A new chip design could lead to far cheaper large-area electronics.
The semiconductor industry is great at miniaturizing silicon devices and packing huge numbers of them into very small spaces. But for some applications, such as big-screen displays, it’s helpful if transistors and other silicon-based devices are distributed relatively sparsely across many centimeters or even meters. Traditionally, cheap methods for distributing electronics over large areas have produced low-performance devices; improving performance has required lots of expensive silicon.

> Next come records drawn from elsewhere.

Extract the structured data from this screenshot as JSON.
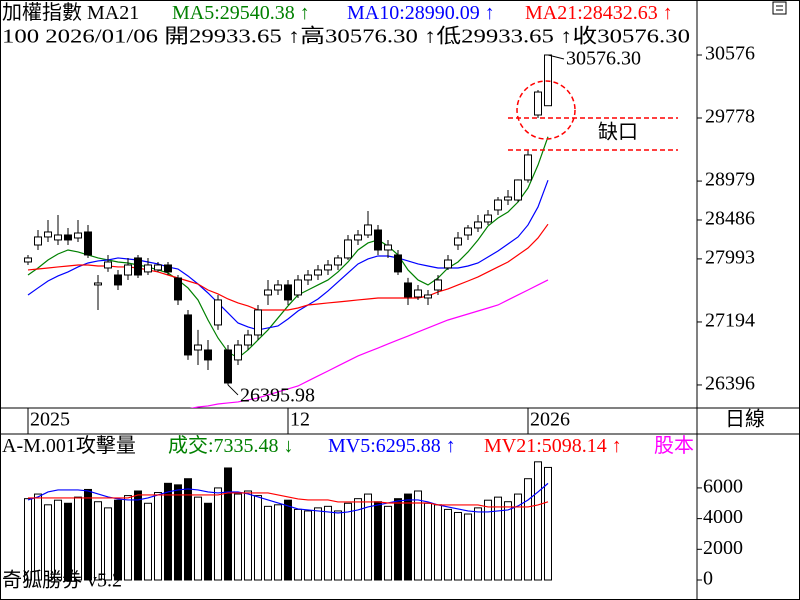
{
  "chart_data": [
    {
      "type": "candlestick",
      "title": "加權指數 MA21",
      "info": "100 2026/01/06 開29933.65 ↑高30576.30 ↑低29933.65 ↑收30576.30",
      "period_label": "日線",
      "categories": [
        "2025",
        null,
        null,
        null,
        null,
        null,
        null,
        null,
        null,
        null,
        null,
        null,
        null,
        null,
        null,
        null,
        null,
        null,
        null,
        null,
        null,
        null,
        null,
        null,
        null,
        null,
        "12",
        null,
        null,
        null,
        null,
        null,
        null,
        null,
        null,
        null,
        null,
        null,
        null,
        null,
        null,
        null,
        null,
        null,
        null,
        null,
        null,
        null,
        null,
        null,
        "2026",
        null,
        null
      ],
      "open": [
        27954,
        28169,
        28271,
        28233,
        28296,
        28258,
        28334,
        27663,
        27878,
        27789,
        27789,
        28005,
        27828,
        27853,
        27916,
        27751,
        27283,
        26839,
        26839,
        27156,
        26839,
        26713,
        26902,
        27029,
        27536,
        27599,
        27663,
        27536,
        27726,
        27789,
        27853,
        27916,
        28005,
        28233,
        28296,
        28359,
        28106,
        28043,
        27688,
        27511,
        27498,
        27599,
        27879,
        28169,
        28296,
        28385,
        28461,
        28613,
        28739,
        28739,
        28993,
        29816,
        29933.65
      ],
      "high": [
        28043,
        28359,
        28486,
        28549,
        28385,
        28486,
        28423,
        27789,
        28043,
        27853,
        28005,
        28043,
        28005,
        27954,
        27954,
        27789,
        27346,
        27093,
        26966,
        27536,
        26902,
        26966,
        27093,
        27409,
        27726,
        27726,
        27726,
        27789,
        27853,
        27916,
        27979,
        28043,
        28296,
        28359,
        28600,
        28423,
        28233,
        28106,
        27753,
        27663,
        27599,
        27789,
        28043,
        28334,
        28423,
        28549,
        28613,
        28777,
        28866,
        29000,
        29373,
        30133,
        30576.3
      ],
      "low": [
        27916,
        28106,
        28207,
        28169,
        28169,
        28207,
        28005,
        27346,
        27828,
        27599,
        27726,
        27751,
        27789,
        27828,
        27789,
        27409,
        26713,
        26649,
        26586,
        27093,
        26395.98,
        26649,
        26839,
        26966,
        27409,
        27536,
        27409,
        27498,
        27663,
        27726,
        27789,
        27853,
        27979,
        28169,
        28258,
        28043,
        28005,
        27789,
        27409,
        27473,
        27409,
        27536,
        27853,
        28106,
        28233,
        28334,
        28423,
        28549,
        28676,
        28713,
        28960,
        29778,
        29933.65
      ],
      "close": [
        28005,
        28271,
        28334,
        28296,
        28233,
        28321,
        28043,
        27688,
        27954,
        27663,
        27916,
        27789,
        27916,
        27916,
        27828,
        27473,
        26776,
        26902,
        26713,
        27473,
        26421,
        26902,
        27029,
        27346,
        27599,
        27663,
        27473,
        27726,
        27789,
        27853,
        27916,
        28005,
        28233,
        28296,
        28423,
        28106,
        28169,
        27828,
        27511,
        27599,
        27536,
        27726,
        27979,
        28258,
        28385,
        28461,
        28549,
        28739,
        28777,
        28993,
        29310,
        30107,
        30576.3
      ],
      "series": [
        {
          "legend_label": "MA5:29540.38 ↑",
          "color": "#008000",
          "values": [
            27789,
            27878,
            27979,
            28055,
            28106,
            28081,
            28043,
            28005,
            27979,
            27954,
            27941,
            27916,
            27891,
            27853,
            27815,
            27726,
            27625,
            27473,
            27219,
            26991,
            26814,
            26738,
            26839,
            26966,
            27093,
            27245,
            27397,
            27536,
            27599,
            27663,
            27726,
            27828,
            27954,
            28106,
            28195,
            28233,
            28157,
            28043,
            27853,
            27726,
            27663,
            27751,
            27878,
            27954,
            28081,
            28233,
            28410,
            28511,
            28587,
            28714,
            28891,
            29182,
            29540.38
          ]
        },
        {
          "legend_label": "MA10:28990.09 ↑",
          "color": "#0000ff",
          "values": [
            27536,
            27625,
            27713,
            27777,
            27828,
            27891,
            27941,
            27967,
            27979,
            28005,
            27992,
            27979,
            27954,
            27929,
            27891,
            27865,
            27777,
            27675,
            27561,
            27435,
            27308,
            27181,
            27131,
            27093,
            27118,
            27143,
            27232,
            27333,
            27409,
            27485,
            27587,
            27701,
            27815,
            27929,
            27992,
            28030,
            28030,
            28005,
            27967,
            27929,
            27903,
            27878,
            27878,
            27878,
            27903,
            27941,
            28017,
            28093,
            28182,
            28271,
            28423,
            28651,
            28990.09
          ]
        },
        {
          "legend_label": "MA21:28432.63 ↑",
          "color": "#ff0000",
          "values": [
            27853,
            27865,
            27878,
            27891,
            27903,
            27916,
            27916,
            27903,
            27903,
            27891,
            27891,
            27878,
            27853,
            27828,
            27789,
            27751,
            27713,
            27675,
            27599,
            27549,
            27485,
            27435,
            27397,
            27346,
            27346,
            27346,
            27346,
            27371,
            27409,
            27422,
            27435,
            27447,
            27460,
            27473,
            27485,
            27498,
            27498,
            27498,
            27498,
            27498,
            27523,
            27574,
            27612,
            27663,
            27713,
            27764,
            27828,
            27891,
            27954,
            28043,
            28131,
            28258,
            28432.63
          ]
        },
        {
          "color": "#ff00ff",
          "values": [
            null,
            null,
            null,
            null,
            null,
            null,
            null,
            null,
            null,
            null,
            null,
            null,
            null,
            null,
            null,
            26079,
            26092,
            26117,
            26130,
            26155,
            26168,
            26181,
            26206,
            26231,
            26269,
            26307,
            26345,
            26383,
            26447,
            26510,
            26573,
            26637,
            26700,
            26763,
            26814,
            26864,
            26915,
            26966,
            27016,
            27067,
            27118,
            27169,
            27219,
            27257,
            27295,
            27333,
            27371,
            27409,
            27473,
            27536,
            27599,
            27663,
            27726
          ]
        }
      ],
      "high_label": "30576.30",
      "low_label": "26395.98",
      "gap_label": "缺口",
      "gap_levels": [
        29778,
        29373
      ],
      "ylim": [
        26104,
        31273
      ],
      "yticks": [
        30576,
        29778,
        28979,
        28486,
        27993,
        27194,
        26396
      ]
    },
    {
      "type": "bar",
      "title": "A-M.001攻擊量",
      "volume_label": "成交:7335.48 ↓",
      "values": [
        5300,
        5600,
        4900,
        5200,
        5000,
        5400,
        5900,
        5100,
        4700,
        5200,
        5500,
        5800,
        5000,
        5700,
        6300,
        6200,
        6600,
        5400,
        5000,
        6000,
        7300,
        5600,
        5800,
        5500,
        4800,
        4900,
        5200,
        4600,
        4500,
        4700,
        4800,
        4500,
        5000,
        5300,
        5600,
        5100,
        4800,
        5300,
        5600,
        5800,
        5000,
        4900,
        4600,
        4400,
        4300,
        4700,
        5200,
        5400,
        5100,
        5600,
        6600,
        7700,
        7335.48
      ],
      "series": [
        {
          "legend_label": "MV5:6295.88 ↑",
          "color": "#0000ff",
          "values": [
            5216,
            5412,
            5738,
            5868,
            5868,
            5868,
            5803,
            5607,
            5412,
            5281,
            5216,
            5216,
            5346,
            5542,
            5738,
            5868,
            5933,
            5868,
            5738,
            5672,
            5738,
            5738,
            5607,
            5412,
            5216,
            5020,
            4825,
            4629,
            4564,
            4499,
            4434,
            4368,
            4434,
            4564,
            4760,
            4890,
            5020,
            5151,
            5216,
            5216,
            5086,
            4890,
            4760,
            4629,
            4499,
            4434,
            4434,
            4499,
            4564,
            4825,
            5216,
            5738,
            6295.88
          ]
        },
        {
          "legend_label": "MV21:5098.14 ↑",
          "color": "#ff0000",
          "values": [
            5346,
            5346,
            5346,
            5346,
            5346,
            5346,
            5346,
            5346,
            5346,
            5346,
            5346,
            5542,
            5542,
            5542,
            5542,
            5542,
            5542,
            5542,
            5542,
            5542,
            5672,
            5672,
            5672,
            5672,
            5672,
            5542,
            5412,
            5281,
            5216,
            5216,
            5216,
            5086,
            5086,
            5086,
            5086,
            5086,
            5020,
            5020,
            5020,
            5020,
            5020,
            4890,
            4890,
            4890,
            4890,
            4890,
            4760,
            4760,
            4760,
            4760,
            4760,
            4890,
            5098.14
          ]
        }
      ],
      "extra_label": "股本",
      "footer": "奇狐勝券 v5.2",
      "ylim": [
        0,
        7950
      ],
      "yticks": [
        0,
        2000,
        4000,
        6000
      ]
    }
  ]
}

Now Peter Peumans, a professor of electrical engineering at Stanford University, and his colleagues have developed small silicon chips that can be mechanically expanded to cover large areas, including curved surfaces such as the one pictured above. The chips consist of discs of silicon with silicon wire spooled around them. Each disc can incorporate transistors, pressure sensors, or tiny solar cells. When the corners of the chip are pulled, the wires coiled around the silicon discs unwind. As they do, the discs, which start out nearly touching each other, spread apart. The result is a netlike array of silicon devices.
Peumans is working with Boeing to put crack-detecting sensors between layers of structural composite materials on aircraft. And he founded NetCrystal in Mountain View, CA, to make photovoltaic panels that spread out islands of photovoltaic chips in a way that exposes them to more sunlight, without the need for focusing lenses or mirrors. What’s more, distributed high-performance transistors could control pixels in next-generation displays, such as those based on organic light-emitting diodes.